All of this is of interest to anyone working in the field of healing and psychotherapy. It may be that when therapists become aware of the presence of a ‘field’ between themselves and their client, it is the electro-magnetic field of the heart. Their attitude to their client, whether caring and heart-centred, or perfunctory and distant, may affect the heart of the client and the electro-magnetic field between and around them, enhancing or negating their power to heal:

Our data indicate that one person’s heart signal can affect another’s brainwaves, and that heart-brain synchronization can occur between two people when they interact. Finally, it appears that as individuals increase psychophysiological coherence, they become more sensitive to the subtle electromagnetic signals communicated by those around them. Taken together, these results suggest that cardioelectromagnetic communication may be a little-known source of information exchange between people, and that this exchange is influenced by our emotions.

There is a method called Quick Coherence, which is explained on the Heartmath website whereby one can intentionally alter one’s emotional state through focusing on the heart and doing specific exercises which can change a negative into a positive feeling state, rendering the heart’s rhythm more coherent and influencing the clarity of one’s thoughts and intuitions and cognitive performance in general.

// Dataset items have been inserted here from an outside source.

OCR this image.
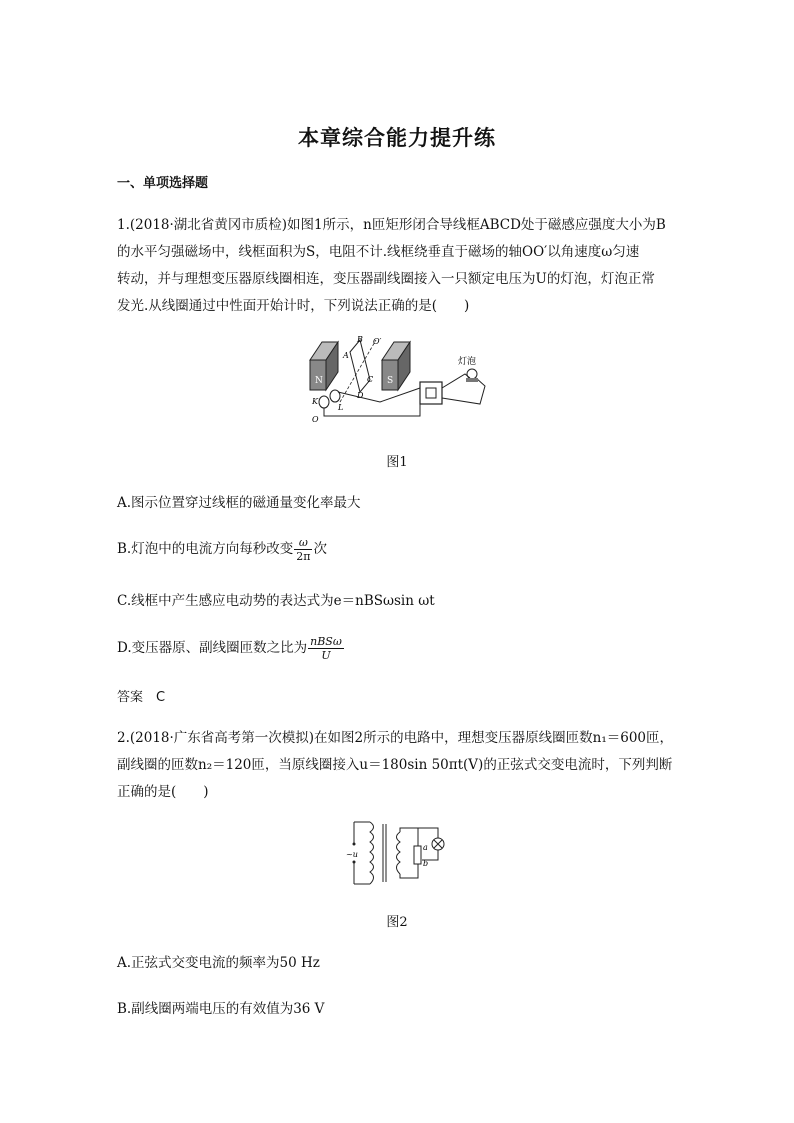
本章综合能力提升练
一、单项选择题
1.(2018·湖北省黄冈市质检)如图1所示，n匝矩形闭合导线框ABCD处于磁感应强度大小为B
的水平匀强磁场中，线框面积为S，电阻不计.线框绕垂直于磁场的轴OO′以角速度ω匀速
转动，并与理想变压器原线圈相连，变压器副线圈接入一只额定电压为U的灯泡，灯泡正常
发光.从线圈通过中性面开始计时，下列说法正确的是(　　)
N	S
A
B
C
D
O′
K
L
O
灯泡
图1
A.图示位置穿过线框的磁通量变化率最大
B.灯泡中的电流方向每秒改变 $\frac{\omega}{2\pi}$ 次
C.线框中产生感应电动势的表达式为e＝nBSωsin ωt
D.变压器原、副线圈匝数之比为 $\frac{\text{nBSω}}{U}$
答案　C
2.(2018·广东省高考第一次模拟)在如图2所示的电路中，理想变压器原线圈匝数n₁＝600匝，
副线圈的匝数n₂＝120匝，当原线圈接入u＝180sin 50πt(V)的正弦式交变电流时，下列判断
正确的是(　　)
~u
a
b
图2
A.正弦式交变电流的频率为50 Hz
B.副线圈两端电压的有效值为36 V
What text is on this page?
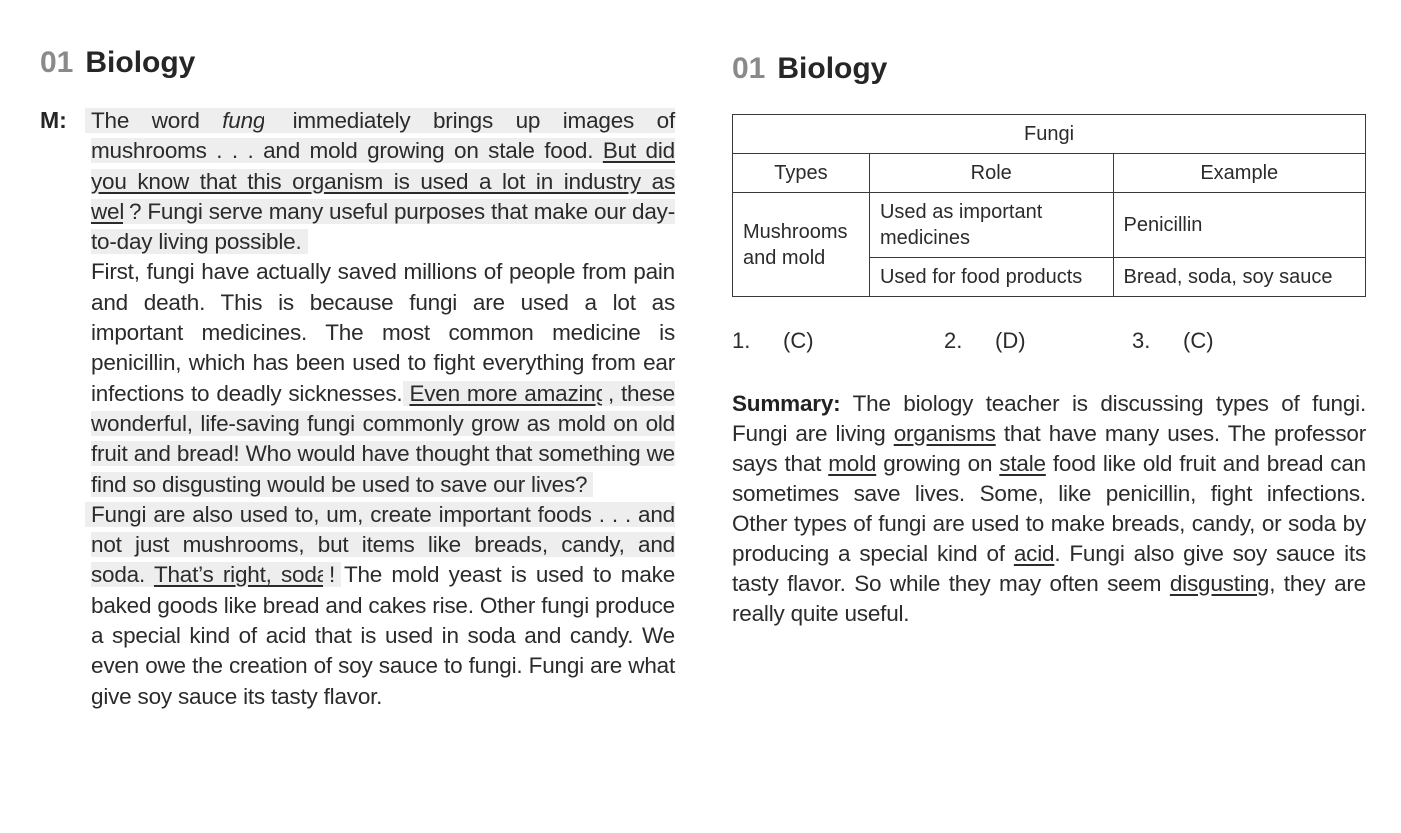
01 Biology
M: The word fungi immediately brings up images of mushrooms . . . and mold growing on stale food. But did you know that this organism is used a lot in industry as well? Fungi serve many useful purposes that make our day-to-day living possible.

First, fungi have actually saved millions of people from pain and death. This is because fungi are used a lot as important medicines. The most common medicine is penicillin, which has been used to fight everything from ear infections to deadly sicknesses. Even more amazing, these wonderful, life-saving fungi commonly grow as mold on old fruit and bread! Who would have thought that something we find so disgusting would be used to save our lives?

Fungi are also used to, um, create important foods . . . and not just mushrooms, but items like breads, candy, and soda. That’s right, soda! The mold yeast is used to make baked goods like bread and cakes rise. Other fungi produce a special kind of acid that is used in soda and candy. We even owe the creation of soy sauce to fungi. Fungi are what give soy sauce its tasty flavor.

01 Biology
Fungi		
Types	Role	Example
Mushrooms and mold	Used as important medicines	Penicillin
	Used for food products	Bread, soda, soy sauce
1. (C)	2. (D)	3. (C)
Summary: The biology teacher is discussing types of fungi. Fungi are living organisms that have many uses. The professor says that mold growing on stale food like old fruit and bread can sometimes save lives. Some, like penicillin, fight infections. Other types of fungi are used to make breads, candy, or soda by producing a special kind of acid. Fungi also give soy sauce its tasty flavor. So while they may often seem disgusting, they are really quite useful.
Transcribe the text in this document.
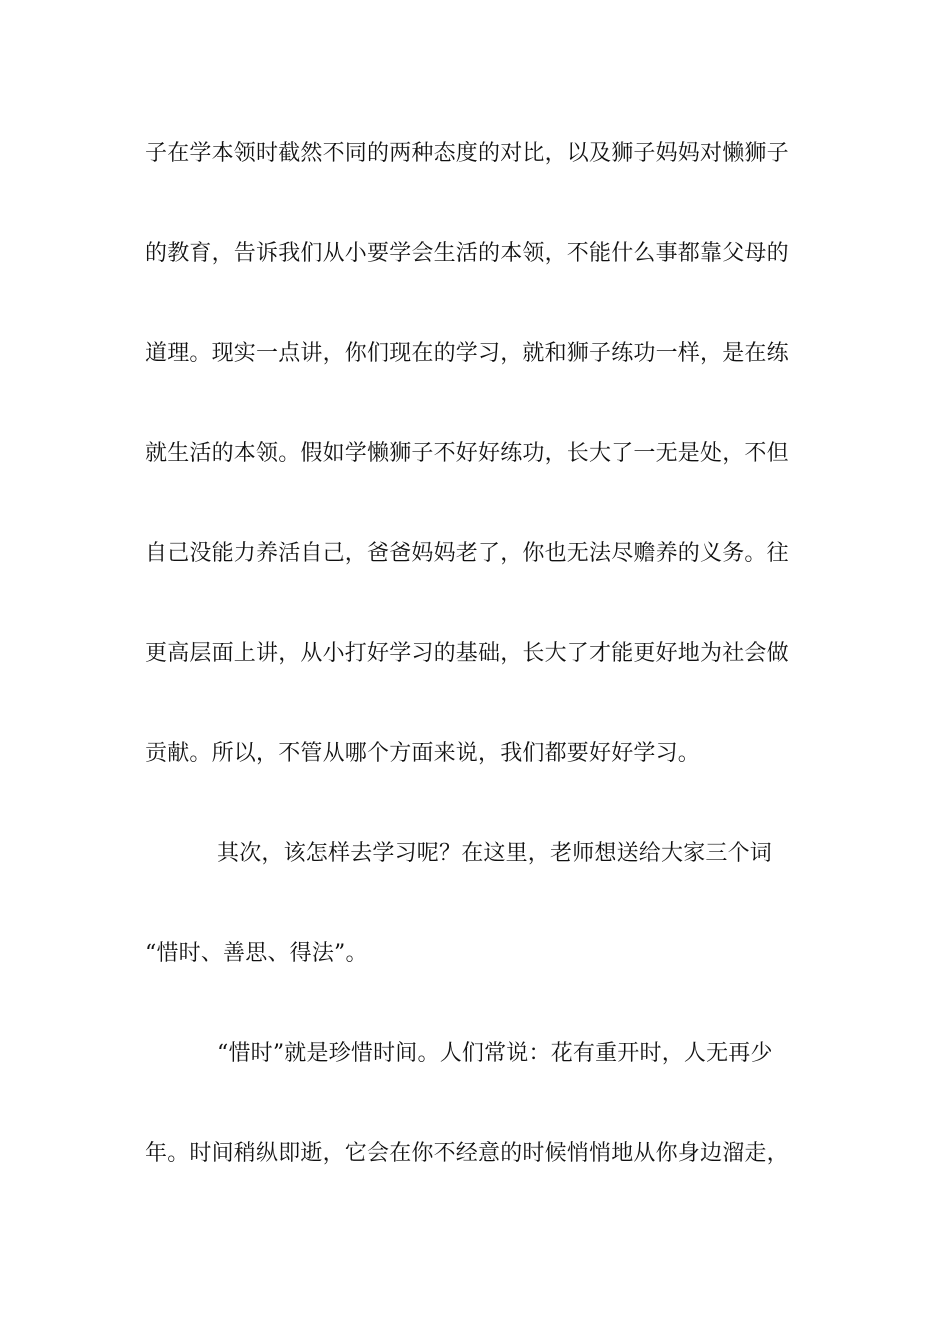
子在学本领时截然不同的两种态度的对比，以及狮子妈妈对懒狮子
的教育，告诉我们从小要学会生活的本领，不能什么事都靠父母的
道理。现实一点讲，你们现在的学习，就和狮子练功一样，是在练
就生活的本领。假如学懒狮子不好好练功，长大了一无是处，不但
自己没能力养活自己，爸爸妈妈老了，你也无法尽赡养的义务。往
更高层面上讲，从小打好学习的基础，长大了才能更好地为社会做
贡献。所以，不管从哪个方面来说，我们都要好好学习。
其次，该怎样去学习呢？在这里，老师想送给大家三个词
“惜时、善思、得法”。
“惜时”就是珍惜时间。人们常说：花有重开时，人无再少
年。时间稍纵即逝，它会在你不经意的时候悄悄地从你身边溜走，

I have found it extremely helpful in my own life and with the permission of the Institute of HeartMath, offer a practice for connecting with and altering the rhythm of the heart in three stages and a further one for consolidating this practice. These are an excellent alternative to meditation—a form of meditation in itself:

Quick Coherence Technique

  1. Heart Focus: Focus your attention on the area of your heart, placing your hand on the centre of your chest.
  2. Heart-Focused Breathing: Imagine your breath is flowing in and out of that area, breathing slowly and gently in through your heart (to a count of five or six) and slowly and easily out through your heart (to the same count). Continue to breathe in and out in this way until your breathing feels smooth and balanced and has found a natural inner rhythm that feels good to you.
  3. Heart Feeling: Continue to breathe through the area of your heart. As you do so, recall a positive image or feeling, a time or place where you felt happy and at peace with yourself, when you were doing something you enjoyed or felt love or compassion for a special person or animal, or aspect of nature, something that can bring a smile to your face as you recall it. Once you have connected with this feeling, sustain it while you continue to practice your Heart Focus, Heart-Focused Breathing and Heart Feeling.

Heart Lock-In Technique

Hold the feeling of genuine love or care for someone or something in your life. Send this feeling of love and care towards yourself, extending it to the boundaries of the electro-magnetic field that surrounds your body, then expand it to flow outwards towards others and to the wider world in the form of waves of energy. If you experience uncomfortable, anxious feelings, send love and compassion to those feelings. Befriending a negative feeling and sending compassion to it can release or dissolve the blockage. These exercises will gradually strengthen your conscious connection to your heart, build up resilience and the ability to be aware of subtle changes in its rhythm.